Why this exists
Many websites have paginated data (portfolios, listings, directories) with no export button. You need a way to extract it without setting up Puppeteer, Selenium, or a full scraping framework. This skill generates a browser console script you paste on each page. It accumulates data in localStorage as you navigate, then downloads everything as clean JSON.
No dependencies. No login tokens. No headless browser. Just paste, navigate, paste, download.
How it works
- You tell Claude what to scrape Give it the URL, tell it what fields you want (title, image, price, link, etc.), and how the site paginates (numbered pages, load more button, or infinite scroll). Claude asks follow-up questions if anything is unclear.
- Claude generates a browser console script A custom JavaScript snippet tailored to that specific site. It uses CSS selectors to find the data on the page, deduplicates automatically, and stores everything in your browser's localStorage so nothing is lost between pages.
- You paste the script on each page Open DevTools, paste, press Enter. Navigate to the next page. Paste again. Repeat. Each paste adds new items to the running total. You can paste on the same page twice without creating duplicates.
-
You download the collected data
When you have scraped all the pages, type
downloadData()in the console. A JSON file downloads to your computer with every item collected across all pages. - Claude processes and cleans the output Hand the JSON file back to Claude. It generates a Node.js script to deduplicate, normalise text, filter out incomplete entries, and optionally download all images locally. You end up with clean, ready-to-use data.

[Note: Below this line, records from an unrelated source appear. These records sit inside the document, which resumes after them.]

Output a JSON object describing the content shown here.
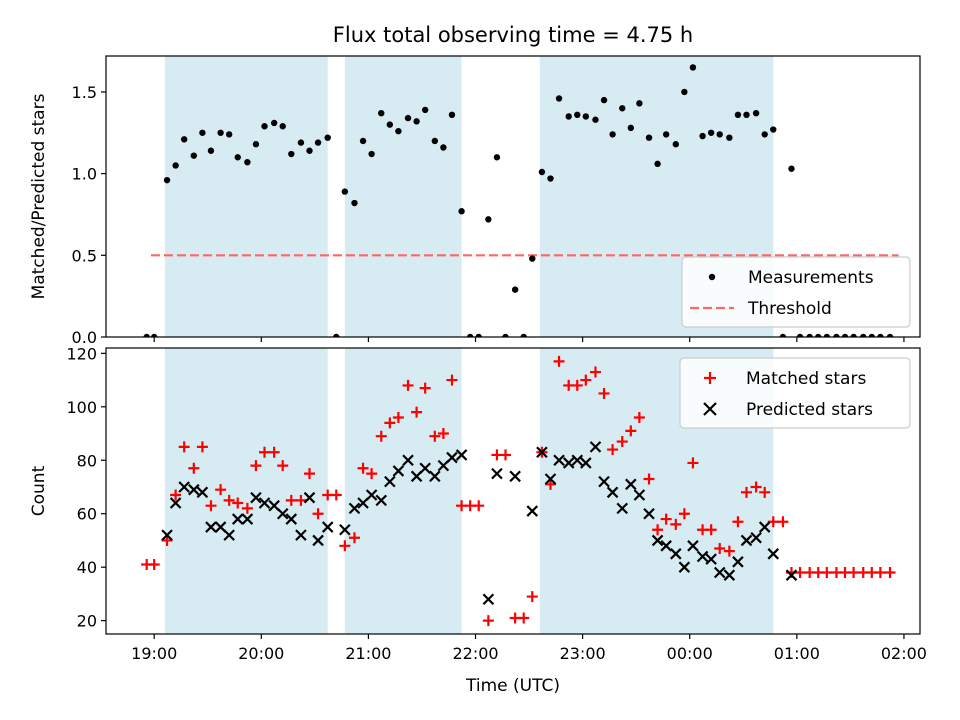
{
  "title": "Flux total observing time = 4.75 h",
  "colors": {
    "shade": "#add8e6",
    "measurement": "#000000",
    "threshold": "#ff6666",
    "matched": "#ff0000",
    "predicted": "#000000"
  },
  "chart_data": [
    {
      "type": "scatter",
      "ylabel": "Matched/Predicted stars",
      "xlim": [
        18.55,
        26.15
      ],
      "ylim": [
        0,
        1.72
      ],
      "yticks": [
        0.0,
        0.5,
        1.0,
        1.5
      ],
      "ytick_labels": [
        "0.0",
        "0.5",
        "1.0",
        "1.5"
      ],
      "legend": {
        "placement": "lower right",
        "entries": [
          "Measurements",
          "Threshold"
        ]
      },
      "threshold": {
        "name": "Threshold",
        "value": 0.5,
        "x_range": [
          18.97,
          25.95
        ]
      },
      "shaded_intervals": [
        [
          19.1,
          20.62
        ],
        [
          20.78,
          21.87
        ],
        [
          22.6,
          24.78
        ]
      ],
      "series": [
        {
          "name": "Measurements",
          "marker": "dot",
          "x": [
            18.93,
            19.0,
            19.12,
            19.2,
            19.28,
            19.37,
            19.45,
            19.53,
            19.62,
            19.7,
            19.78,
            19.87,
            19.95,
            20.03,
            20.12,
            20.2,
            20.28,
            20.37,
            20.45,
            20.53,
            20.62,
            20.7,
            20.78,
            20.87,
            20.95,
            21.03,
            21.12,
            21.2,
            21.28,
            21.37,
            21.45,
            21.53,
            21.62,
            21.7,
            21.78,
            21.87,
            21.95,
            22.03,
            22.12,
            22.2,
            22.28,
            22.37,
            22.45,
            22.53,
            22.62,
            22.7,
            22.78,
            22.87,
            22.95,
            23.03,
            23.12,
            23.2,
            23.28,
            23.37,
            23.45,
            23.53,
            23.62,
            23.7,
            23.78,
            23.87,
            23.95,
            24.03,
            24.12,
            24.2,
            24.28,
            24.37,
            24.45,
            24.53,
            24.62,
            24.7,
            24.78,
            24.87,
            24.95,
            25.03,
            25.12,
            25.2,
            25.28,
            25.37,
            25.45,
            25.53,
            25.62,
            25.7,
            25.78,
            25.87
          ],
          "y": [
            0.0,
            0.0,
            0.96,
            1.05,
            1.21,
            1.11,
            1.25,
            1.14,
            1.25,
            1.24,
            1.1,
            1.07,
            1.18,
            1.29,
            1.31,
            1.29,
            1.12,
            1.19,
            1.14,
            1.19,
            1.22,
            0.0,
            0.89,
            0.82,
            1.2,
            1.12,
            1.37,
            1.3,
            1.26,
            1.34,
            1.32,
            1.39,
            1.2,
            1.16,
            1.36,
            0.77,
            0.0,
            0.0,
            0.72,
            1.1,
            0.0,
            0.29,
            0.0,
            0.48,
            1.01,
            0.97,
            1.46,
            1.35,
            1.36,
            1.35,
            1.33,
            1.45,
            1.24,
            1.4,
            1.28,
            1.43,
            1.22,
            1.06,
            1.24,
            1.18,
            1.5,
            1.65,
            1.23,
            1.25,
            1.24,
            1.22,
            1.36,
            1.36,
            1.37,
            1.24,
            1.27,
            0.0,
            1.03,
            0.0,
            0.0,
            0.0,
            0.0,
            0.0,
            0.0,
            0.0,
            0.0,
            0.0,
            0.0,
            0.0
          ]
        }
      ]
    },
    {
      "type": "scatter",
      "xlabel": "Time (UTC)",
      "ylabel": "Count",
      "xlim": [
        18.55,
        26.15
      ],
      "ylim": [
        15,
        122
      ],
      "yticks": [
        20,
        40,
        60,
        80,
        100,
        120
      ],
      "ytick_labels": [
        "20",
        "40",
        "60",
        "80",
        "100",
        "120"
      ],
      "xticks": [
        19,
        20,
        21,
        22,
        23,
        24,
        25,
        26
      ],
      "xtick_labels": [
        "19:00",
        "20:00",
        "21:00",
        "22:00",
        "23:00",
        "00:00",
        "01:00",
        "02:00"
      ],
      "legend": {
        "placement": "upper right",
        "entries": [
          "Matched stars",
          "Predicted stars"
        ]
      },
      "shaded_intervals": [
        [
          19.1,
          20.62
        ],
        [
          20.78,
          21.87
        ],
        [
          22.6,
          24.78
        ]
      ],
      "series": [
        {
          "name": "Matched stars",
          "marker": "plus",
          "x": [
            18.93,
            19.0,
            19.12,
            19.2,
            19.28,
            19.37,
            19.45,
            19.53,
            19.62,
            19.7,
            19.78,
            19.87,
            19.95,
            20.03,
            20.12,
            20.2,
            20.28,
            20.37,
            20.45,
            20.53,
            20.62,
            20.7,
            20.78,
            20.87,
            20.95,
            21.03,
            21.12,
            21.2,
            21.28,
            21.37,
            21.45,
            21.53,
            21.62,
            21.7,
            21.78,
            21.87,
            21.95,
            22.03,
            22.12,
            22.2,
            22.28,
            22.37,
            22.45,
            22.53,
            22.62,
            22.7,
            22.78,
            22.87,
            22.95,
            23.03,
            23.12,
            23.2,
            23.28,
            23.37,
            23.45,
            23.53,
            23.62,
            23.7,
            23.78,
            23.87,
            23.95,
            24.03,
            24.12,
            24.2,
            24.28,
            24.37,
            24.45,
            24.53,
            24.62,
            24.7,
            24.78,
            24.87,
            24.95,
            25.03,
            25.12,
            25.2,
            25.28,
            25.37,
            25.45,
            25.53,
            25.62,
            25.7,
            25.78,
            25.87
          ],
          "y": [
            41,
            41,
            50,
            67,
            85,
            77,
            85,
            63,
            69,
            65,
            64,
            62,
            78,
            83,
            83,
            78,
            65,
            65,
            75,
            60,
            67,
            67,
            48,
            51,
            77,
            75,
            89,
            94,
            96,
            108,
            98,
            107,
            89,
            90,
            110,
            63,
            63,
            63,
            20,
            82,
            82,
            21,
            21,
            29,
            83,
            71,
            117,
            108,
            108,
            110,
            113,
            105,
            84,
            87,
            91,
            96,
            73,
            54,
            58,
            56,
            60,
            79,
            54,
            54,
            47,
            46,
            57,
            68,
            70,
            68,
            57,
            57,
            38,
            38,
            38,
            38,
            38,
            38,
            38,
            38,
            38,
            38,
            38,
            38
          ]
        },
        {
          "name": "Predicted stars",
          "marker": "x",
          "x": [
            19.12,
            19.2,
            19.28,
            19.37,
            19.45,
            19.53,
            19.62,
            19.7,
            19.78,
            19.87,
            19.95,
            20.03,
            20.12,
            20.2,
            20.28,
            20.37,
            20.45,
            20.53,
            20.62,
            20.78,
            20.87,
            20.95,
            21.03,
            21.12,
            21.2,
            21.28,
            21.37,
            21.45,
            21.53,
            21.62,
            21.7,
            21.78,
            21.87,
            22.12,
            22.2,
            22.37,
            22.53,
            22.62,
            22.7,
            22.78,
            22.87,
            22.95,
            23.03,
            23.12,
            23.2,
            23.28,
            23.37,
            23.45,
            23.53,
            23.62,
            23.7,
            23.78,
            23.87,
            23.95,
            24.03,
            24.12,
            24.2,
            24.28,
            24.37,
            24.45,
            24.53,
            24.62,
            24.7,
            24.78,
            24.95
          ],
          "y": [
            52,
            64,
            70,
            69,
            68,
            55,
            55,
            52,
            58,
            58,
            66,
            64,
            63,
            60,
            58,
            52,
            66,
            50,
            55,
            54,
            62,
            64,
            67,
            65,
            72,
            76,
            80,
            74,
            77,
            74,
            78,
            81,
            82,
            28,
            75,
            74,
            61,
            83,
            73,
            80,
            79,
            80,
            79,
            85,
            72,
            68,
            62,
            71,
            67,
            60,
            50,
            48,
            45,
            40,
            48,
            44,
            43,
            38,
            37,
            42,
            50,
            51,
            55,
            45,
            37
          ]
        }
      ]
    }
  ]
}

Step by step (for first-time users)
Never used browser DevTools before? Follow this exactly.
-
Open Claude Code and type
/web-scrapeClaude will ask you a few questions: what website, what data you want, and how the pages work. Answer in plain English. You do not need to know CSS selectors or JavaScript. - Claude gives you a script. Copy it. Select all the code Claude outputs and copy it to your clipboard (Ctrl+C on Windows, Cmd+C on Mac).
- Open the website you want to scrape Go to the first page of whatever you want to extract. Make sure you are logged in if the content requires it.
-
Open DevTools
Press
F12on your keyboard. A panel opens on the right or bottom of your browser. Click the tab that says Console. - Paste the script and press Enter Click inside the Console area, press Ctrl+V (or Cmd+V), then press Enter. You will see a green message confirming how many items were found on this page.
- Go to the next page Click the "Next" button, or page 2, or scroll down if it is infinite scroll. The page changes. Your data is safely stored.
- Paste the script again and press Enter Same thing. Paste, Enter. The counter goes up. New items are added to your total.
- Repeat until you have covered all pages Keep going: navigate, paste, enter. The console message tells you the running total each time.
-
Download your data
When you are done, type
downloadData()in the console and press Enter. A.jsonfile downloads to your computer. - Give the file back to Claude Go back to Claude Code and tell it you have the file. Claude will process it: remove duplicates, clean up the text, and give you the final output ready to use.
Console output
Each time you paste the script on a new page, you see this in your console:
Page scraped! New items found: 48 Total collected: 192 Next: go to the next page and paste this script again.
Three utility commands are always available:
checkCount()— see how many items you have so fardownloadData()— save the JSON when you are doneclearData()— start over if something went wrong
Data structure
The downloaded JSON contains an array of objects. Fields are configured per project. A typical output looks like this:
[
{
"title": "Project Name",
"imageUrl": "https://cdn.example.com/img/project.jpg",
"category": "Design",
"date": "2025-11",
"slug": "project-name",
"link": "https://example.com/projects/project-name"
},
{
"title": "Another Project",
"imageUrl": "https://cdn.example.com/img/another.jpg",
"category": "Illustration",
"date": "2025-09",
"slug": "another-project",
"link": "https://example.com/projects/another-project"
}
]
Use cases
Honest take
What it does well: Zero setup. No npm installs, no API keys, no headless browser configuration. You paste a script, navigate pages, and download JSON. It handles deduplication automatically, so you can re-paste on the same page without creating duplicates. The localStorage pattern means your progress survives page navigation and even accidental tab closes. I built this approach for my own portfolio migration and it worked on the first try.
What it does not do: It cannot handle sites that require login (the script runs in your authenticated session, but Claude cannot log in for you). It does not bypass anti-bot protections like Cloudflare challenges. It will not work on sites that render content inside iframes or shadow DOM without adjustments. And it requires you to manually navigate each page. If you need fully automated scraping of hundreds of pages, you still want Puppeteer or Playwright.
When to use it: Any time you need data from a paginated website where the total pages are manageable (under 50 pages or so). Portfolio platforms, design contest sites, business directories, product listings, job boards. If you can see the data in your browser, this can extract it.